Hampir satu jam lebih Karin sibuk di dapur. Dengan sentuhan terakhir Karin sudah menyelesaikan masakan khusus buat Aska yang sudah tertata rapi di meja makan.
"Non Karin, pagi sekali bangunnya, dan ini masakan buat Den Aska sudah siap semua. Pasti Den Aska senang jika tahu yang memasak adalah Non Karin." puji Bik Imah.
Karin tersipu malu dengan pujian Bik Imah.
"Ahhh, Bik Imah bikin saya malu. Oh ya Bik, apakah Aska sudah bangun Bik?" tanya Karin
"Belum Non. Non...Den Aska pasti bisa sembuh kan Non?" tanya Bik Imah sedih dengan penyakit Tuannya yang sangat parah.
"Doain aja Bik, agar Aska bisa melewati masa kemoterapinya." jawab Karin pelan.
"Nonnn, Nonnnn Karin." panggil Pak Damar dengan wajah pucat dan tergopoh-gopoh.
Karin dan Bik Imah menoleh bersamaan ke arah Pak Damar.
"Gawat Non, gawat!" ucap Pak Damar masih dengan nafas terengah.
"Ada apa pak Damar?" tanya Karin heran.
"Itu Nonnn, Non Karin di cari Nyonya besar Mommy Den Aska, dan juga ada tunangan Den Aska Sonya. Mereka mencari Non Karin." jelas Pak Damar dengan takut-takut.
"Di mana sekarang mereka Pak?" tanya Karin dengan hati berdebar.
"Tadi masih di halaman Non, mungkin sekarang sudah masuk ke dalam." jawab Pak Damar lagi, hatinya sudah tak tenang.
Dengan melepas nafasnya, Karin keluar dari dapur untuk menemui Mommy Aska dan juga Sonya.
Karin baru masuk ke ruangan utama, Mommy Aska dan Sonya sudah berdiri di pintu.
Amirah berjalan ke arah Karin dengan anggunnya, di ikuti Sonya yang di belakangnya.
Amirah menatap Karin dan memberikan senyum manisnya. Sonya melengos melihat Amirah tersenyum manis pada Karin.
Karin membungkuk hormat pada Amirah di raihnya tangan Amirah kemudian di ciumnya punggung tangan Amirah.
Dalam hati Amirah memberikan nilai plus akan sikap Karin yang sopan dan menghormatinya.
Amirah duduk di kursi panjang, di susul Sonya duduk dekat dengan amirah. Karinpum duduk di depan Amirah dengan wajah menunduk karena sedikit malu, Karin belum mandi dan juga baru selesai memasak jadi pasti bau tubuhnya tak jauh beda dengan bau bumbu dapur.
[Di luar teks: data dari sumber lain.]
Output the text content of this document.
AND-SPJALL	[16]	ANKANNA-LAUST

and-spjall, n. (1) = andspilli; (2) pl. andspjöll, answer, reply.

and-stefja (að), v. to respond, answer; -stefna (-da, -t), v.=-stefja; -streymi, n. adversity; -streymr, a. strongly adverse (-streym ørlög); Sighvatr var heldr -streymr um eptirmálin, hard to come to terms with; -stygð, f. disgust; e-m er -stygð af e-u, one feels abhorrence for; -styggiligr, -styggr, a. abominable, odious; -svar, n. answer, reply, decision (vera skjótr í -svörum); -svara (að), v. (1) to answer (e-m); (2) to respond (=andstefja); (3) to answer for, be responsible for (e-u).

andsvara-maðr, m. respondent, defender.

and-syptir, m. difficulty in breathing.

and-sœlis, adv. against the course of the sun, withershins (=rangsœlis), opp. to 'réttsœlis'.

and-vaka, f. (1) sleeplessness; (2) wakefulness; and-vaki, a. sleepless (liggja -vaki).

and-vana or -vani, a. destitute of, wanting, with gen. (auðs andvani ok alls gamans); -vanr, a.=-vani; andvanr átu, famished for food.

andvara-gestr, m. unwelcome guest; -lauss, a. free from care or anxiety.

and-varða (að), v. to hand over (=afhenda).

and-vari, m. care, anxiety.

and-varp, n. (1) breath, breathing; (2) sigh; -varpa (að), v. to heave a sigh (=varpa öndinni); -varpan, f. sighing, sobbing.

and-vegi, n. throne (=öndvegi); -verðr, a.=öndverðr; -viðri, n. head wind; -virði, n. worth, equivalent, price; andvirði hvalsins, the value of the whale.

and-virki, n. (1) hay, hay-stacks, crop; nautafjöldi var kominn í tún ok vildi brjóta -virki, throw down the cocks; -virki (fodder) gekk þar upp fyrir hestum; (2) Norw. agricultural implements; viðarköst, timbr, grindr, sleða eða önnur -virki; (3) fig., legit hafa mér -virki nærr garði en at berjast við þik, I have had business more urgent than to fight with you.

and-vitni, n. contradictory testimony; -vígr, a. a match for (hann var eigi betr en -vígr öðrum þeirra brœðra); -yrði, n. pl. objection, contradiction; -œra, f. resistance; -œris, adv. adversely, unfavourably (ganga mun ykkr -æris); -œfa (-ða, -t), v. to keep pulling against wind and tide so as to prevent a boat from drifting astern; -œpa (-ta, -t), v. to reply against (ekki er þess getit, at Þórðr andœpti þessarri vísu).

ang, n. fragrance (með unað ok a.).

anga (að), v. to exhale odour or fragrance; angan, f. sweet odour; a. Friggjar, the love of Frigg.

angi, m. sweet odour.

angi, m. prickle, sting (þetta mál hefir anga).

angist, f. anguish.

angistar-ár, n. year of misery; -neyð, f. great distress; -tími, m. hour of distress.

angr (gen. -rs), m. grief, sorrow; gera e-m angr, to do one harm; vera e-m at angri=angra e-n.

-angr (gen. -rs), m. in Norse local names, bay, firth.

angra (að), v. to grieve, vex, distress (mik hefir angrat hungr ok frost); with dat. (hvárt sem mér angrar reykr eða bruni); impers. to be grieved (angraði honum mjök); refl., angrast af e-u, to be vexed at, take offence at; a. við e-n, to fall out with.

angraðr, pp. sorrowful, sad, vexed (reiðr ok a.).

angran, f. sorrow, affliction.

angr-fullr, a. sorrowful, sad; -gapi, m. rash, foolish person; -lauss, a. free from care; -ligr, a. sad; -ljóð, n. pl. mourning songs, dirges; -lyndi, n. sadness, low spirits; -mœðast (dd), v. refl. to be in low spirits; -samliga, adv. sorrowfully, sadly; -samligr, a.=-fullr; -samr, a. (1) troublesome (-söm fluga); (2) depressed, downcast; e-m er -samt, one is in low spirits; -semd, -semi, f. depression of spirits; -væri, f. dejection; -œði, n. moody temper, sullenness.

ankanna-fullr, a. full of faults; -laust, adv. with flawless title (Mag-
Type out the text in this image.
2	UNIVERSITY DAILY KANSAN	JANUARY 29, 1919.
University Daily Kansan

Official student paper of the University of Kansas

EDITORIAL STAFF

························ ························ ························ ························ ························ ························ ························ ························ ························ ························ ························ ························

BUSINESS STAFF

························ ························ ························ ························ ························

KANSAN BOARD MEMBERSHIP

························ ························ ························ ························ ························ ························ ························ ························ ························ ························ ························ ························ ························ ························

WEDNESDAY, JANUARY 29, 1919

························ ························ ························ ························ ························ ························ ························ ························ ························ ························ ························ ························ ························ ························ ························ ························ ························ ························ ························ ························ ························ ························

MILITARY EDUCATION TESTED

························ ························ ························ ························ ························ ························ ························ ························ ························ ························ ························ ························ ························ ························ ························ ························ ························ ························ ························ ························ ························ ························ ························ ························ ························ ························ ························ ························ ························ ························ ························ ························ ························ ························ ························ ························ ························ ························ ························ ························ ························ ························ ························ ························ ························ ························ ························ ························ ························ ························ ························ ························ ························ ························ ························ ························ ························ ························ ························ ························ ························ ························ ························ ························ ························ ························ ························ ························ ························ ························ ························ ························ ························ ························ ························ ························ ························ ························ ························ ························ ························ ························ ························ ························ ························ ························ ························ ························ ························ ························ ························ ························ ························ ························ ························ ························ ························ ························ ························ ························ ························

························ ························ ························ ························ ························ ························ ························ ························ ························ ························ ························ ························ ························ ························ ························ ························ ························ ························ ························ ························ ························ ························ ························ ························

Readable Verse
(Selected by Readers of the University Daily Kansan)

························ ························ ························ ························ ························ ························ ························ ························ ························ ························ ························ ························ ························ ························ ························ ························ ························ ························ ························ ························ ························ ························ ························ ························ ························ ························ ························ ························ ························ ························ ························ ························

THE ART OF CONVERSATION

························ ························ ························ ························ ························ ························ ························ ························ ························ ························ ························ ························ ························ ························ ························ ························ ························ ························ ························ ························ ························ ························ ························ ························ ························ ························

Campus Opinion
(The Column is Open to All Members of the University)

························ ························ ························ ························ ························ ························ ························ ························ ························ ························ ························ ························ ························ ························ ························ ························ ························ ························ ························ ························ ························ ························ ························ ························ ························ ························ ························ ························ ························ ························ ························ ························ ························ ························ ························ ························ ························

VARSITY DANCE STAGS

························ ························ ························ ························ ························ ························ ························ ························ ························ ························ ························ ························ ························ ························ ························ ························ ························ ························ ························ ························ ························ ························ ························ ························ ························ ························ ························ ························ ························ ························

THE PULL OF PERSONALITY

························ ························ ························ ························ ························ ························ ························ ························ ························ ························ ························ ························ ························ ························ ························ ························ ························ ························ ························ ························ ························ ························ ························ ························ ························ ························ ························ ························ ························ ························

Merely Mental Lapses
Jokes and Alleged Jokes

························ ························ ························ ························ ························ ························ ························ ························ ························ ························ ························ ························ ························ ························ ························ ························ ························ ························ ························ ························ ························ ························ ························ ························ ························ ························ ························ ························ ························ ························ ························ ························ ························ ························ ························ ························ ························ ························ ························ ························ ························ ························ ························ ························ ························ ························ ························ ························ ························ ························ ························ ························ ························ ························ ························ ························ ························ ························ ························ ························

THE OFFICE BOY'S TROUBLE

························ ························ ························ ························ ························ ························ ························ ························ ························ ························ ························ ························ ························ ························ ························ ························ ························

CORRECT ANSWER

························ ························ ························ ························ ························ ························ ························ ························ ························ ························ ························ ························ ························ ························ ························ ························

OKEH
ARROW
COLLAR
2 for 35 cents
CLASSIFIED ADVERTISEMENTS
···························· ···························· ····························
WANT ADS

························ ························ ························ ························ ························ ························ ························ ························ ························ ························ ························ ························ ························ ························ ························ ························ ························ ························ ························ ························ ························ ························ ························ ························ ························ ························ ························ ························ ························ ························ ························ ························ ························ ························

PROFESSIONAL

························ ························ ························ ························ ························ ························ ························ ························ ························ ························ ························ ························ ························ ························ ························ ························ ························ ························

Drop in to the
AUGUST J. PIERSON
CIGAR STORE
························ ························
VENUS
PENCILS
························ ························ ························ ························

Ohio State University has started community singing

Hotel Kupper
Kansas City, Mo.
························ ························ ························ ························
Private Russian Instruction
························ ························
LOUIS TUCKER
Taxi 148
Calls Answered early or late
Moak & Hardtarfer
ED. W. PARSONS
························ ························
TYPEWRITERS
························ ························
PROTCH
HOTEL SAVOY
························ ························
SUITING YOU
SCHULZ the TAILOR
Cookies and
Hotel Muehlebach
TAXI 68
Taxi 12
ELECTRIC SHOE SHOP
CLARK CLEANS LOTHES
Amirah menatap Karin dengan penuh wibawa. Senyumannya masih menghias di bibirnya.
"Siapa namamu Nak?" tanya Amirah.
"Karin tante." jawab Karin singkat namun hormat.
"Kalau Tante boleh tanya, sudah berapa lama Nak Karin tinggal bersama Aska anak Tante?"
Bibir Karin terasa keluh, suaranya terasa tercekat di tenggorakannya.
"Hampir dua bulan Tante." jawab Karin mulai takut.
"Apakah kamu kekasih Aska? apakah Nak Karin mencintai Aska?" tanya Amirah menatap mata Karin mencari kejujuran di sana.
"Bukan Tante, saya hanya teman Aska. Dan saya juga tidak mencintai Aska." jawab Karin jujur, karena bagi dirinya Aska memang bukanlah kekasihnya.
"Nak Karin sudah tahu belum, kalau Aska tiga bulan yang lalu telah bertunangan dengan Sonya? Tante tidak melarang Nak Karin berteman dengan Aska, namun kalau boleh Tante menasihati. Tidak pantas seorang wanita baik-baik yang tanpa ada hubungan mau tinggal bersama dengan seorang laki-laki yang sudah bertunangan." jelas Mommy Aska, menasihati Karin.
"Ya Tante, tante benar." ucap Karin dengan hati yang sakit dan menjadi malu, karena telah menuruti kemauan Aska.
"Kalau memang Nak Karin menganggap Aska sebagai teman atau sahabat, baiknya Nak karin bisa menjaga nama baik Aska. Karena jika media tahu hal ini usaha Aska pasti akan hancur, dan Nak Karin sendiri pasti nanti akan malu." ucap Amirah panjang lebar.
Karin terdiam, wajahnya menunduk tanpa mampu menatap wajah Mommy Aska, Sonya yang duduk diam di samping Amirah hatinya bersorak sorai, rencananya telah berhasil.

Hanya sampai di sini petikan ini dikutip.